I’m far enough into my recovery that I feel as if I’m in a catch 22: when my symptoms are preventing me from accomplishing something I want or need to do, I either have to downplay what’s going on and risk people simply not believing me and thinking that I’m merely making excuses, or I can admit the extent of what’s going on and risk worrying or scaring them. I get unsolicited advice from classmates and other near-strangers about how I’m not ambitious enough or working hard enough in complete ignorance of how psychological disorders work, and I don’t know how to correct them without outing myself and therefore opening myself up to even more inappropriate commentary. I’m afraid of telling employers or potential employers that I might need special allowances because, even though those of us in the U.S. are technically protected under the Americans with Disabilities Act, they may find some other way to get around dealing with me that doesn’t appear outwardly discriminatory. While I am aware there will be always be good days and bad days for me, at this point essentially the stigma against speaking out about mental illness is causing me more harm than the mental illness itself is.
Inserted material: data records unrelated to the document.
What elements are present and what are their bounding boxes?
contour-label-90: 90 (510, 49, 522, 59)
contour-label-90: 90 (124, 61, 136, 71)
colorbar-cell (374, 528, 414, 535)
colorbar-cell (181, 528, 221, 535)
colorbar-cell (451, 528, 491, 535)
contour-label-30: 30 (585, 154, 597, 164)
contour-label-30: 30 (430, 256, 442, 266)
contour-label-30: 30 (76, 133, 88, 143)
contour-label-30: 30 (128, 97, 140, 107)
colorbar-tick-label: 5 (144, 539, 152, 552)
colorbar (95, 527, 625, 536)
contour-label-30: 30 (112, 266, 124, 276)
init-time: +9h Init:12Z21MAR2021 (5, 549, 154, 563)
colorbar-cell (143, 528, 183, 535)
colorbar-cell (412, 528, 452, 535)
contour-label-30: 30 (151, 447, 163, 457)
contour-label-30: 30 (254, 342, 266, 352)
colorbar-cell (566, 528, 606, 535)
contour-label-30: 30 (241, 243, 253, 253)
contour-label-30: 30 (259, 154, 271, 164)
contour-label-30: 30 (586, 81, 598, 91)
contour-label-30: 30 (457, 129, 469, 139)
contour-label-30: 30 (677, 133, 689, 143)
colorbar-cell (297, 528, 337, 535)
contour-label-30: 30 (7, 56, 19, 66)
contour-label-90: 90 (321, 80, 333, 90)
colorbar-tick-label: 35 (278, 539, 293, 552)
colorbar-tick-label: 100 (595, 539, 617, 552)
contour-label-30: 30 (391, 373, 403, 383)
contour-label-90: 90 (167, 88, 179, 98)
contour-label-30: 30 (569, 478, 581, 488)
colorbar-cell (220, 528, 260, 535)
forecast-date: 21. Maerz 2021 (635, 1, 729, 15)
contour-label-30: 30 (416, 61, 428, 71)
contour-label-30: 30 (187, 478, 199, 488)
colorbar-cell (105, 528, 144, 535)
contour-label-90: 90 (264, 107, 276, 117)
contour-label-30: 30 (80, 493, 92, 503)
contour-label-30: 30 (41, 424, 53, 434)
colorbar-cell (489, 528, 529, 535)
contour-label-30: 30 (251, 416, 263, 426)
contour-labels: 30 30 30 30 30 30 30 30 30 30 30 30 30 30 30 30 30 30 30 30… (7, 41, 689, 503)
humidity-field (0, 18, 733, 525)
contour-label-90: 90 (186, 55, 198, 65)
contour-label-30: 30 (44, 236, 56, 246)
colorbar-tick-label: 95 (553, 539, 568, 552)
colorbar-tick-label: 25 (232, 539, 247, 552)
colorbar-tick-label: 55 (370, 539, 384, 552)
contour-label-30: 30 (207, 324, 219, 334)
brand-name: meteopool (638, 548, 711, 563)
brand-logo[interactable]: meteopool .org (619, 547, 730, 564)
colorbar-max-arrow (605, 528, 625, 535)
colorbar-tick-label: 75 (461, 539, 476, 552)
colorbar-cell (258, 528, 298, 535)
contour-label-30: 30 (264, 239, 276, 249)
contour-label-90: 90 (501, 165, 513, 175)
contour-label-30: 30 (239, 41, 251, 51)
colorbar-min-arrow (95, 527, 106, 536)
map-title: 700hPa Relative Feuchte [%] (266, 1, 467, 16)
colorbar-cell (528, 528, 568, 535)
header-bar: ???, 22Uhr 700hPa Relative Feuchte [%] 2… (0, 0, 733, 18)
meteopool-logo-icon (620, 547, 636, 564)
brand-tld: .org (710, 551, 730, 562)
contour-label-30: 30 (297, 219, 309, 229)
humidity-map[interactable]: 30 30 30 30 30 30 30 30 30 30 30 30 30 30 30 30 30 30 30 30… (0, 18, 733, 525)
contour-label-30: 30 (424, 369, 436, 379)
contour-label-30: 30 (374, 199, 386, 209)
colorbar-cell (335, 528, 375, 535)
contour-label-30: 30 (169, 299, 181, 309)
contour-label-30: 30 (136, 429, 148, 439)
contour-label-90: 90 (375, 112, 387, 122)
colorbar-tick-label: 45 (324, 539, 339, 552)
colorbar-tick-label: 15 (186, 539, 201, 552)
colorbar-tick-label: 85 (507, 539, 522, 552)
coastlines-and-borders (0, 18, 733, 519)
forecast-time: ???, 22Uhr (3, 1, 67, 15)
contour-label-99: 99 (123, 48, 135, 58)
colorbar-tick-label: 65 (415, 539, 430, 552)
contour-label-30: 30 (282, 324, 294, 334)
If you’ve made it this far into this rambling essay, thank you for hearing me out. Thank you for taking the time to listen to my story and validate my suffering and my triumph. If you’ve been through the same things I have, kudos to you. Your strength and perseverance is beyond impressive; to most of the world out there, it’s unimaginable. But what I really want is for all the people out there that are still mired in the thick of it, for those of you who are so tired of fighting that you are ready to give up, to take away from my experience that recovery is possible. Your expectations must be realistic: it will be slow and gradual, there will be highs and lows, setbacks and leaps forward, and there will always be people in your life who just don’t get it, but with the right assistance and support you can lead a wholly satisfying, fulfilling existence. The rest of us who have made it to that point will keep fighting for you, and for ourselves, to make our planet a better and easier place for all of us to succeed in.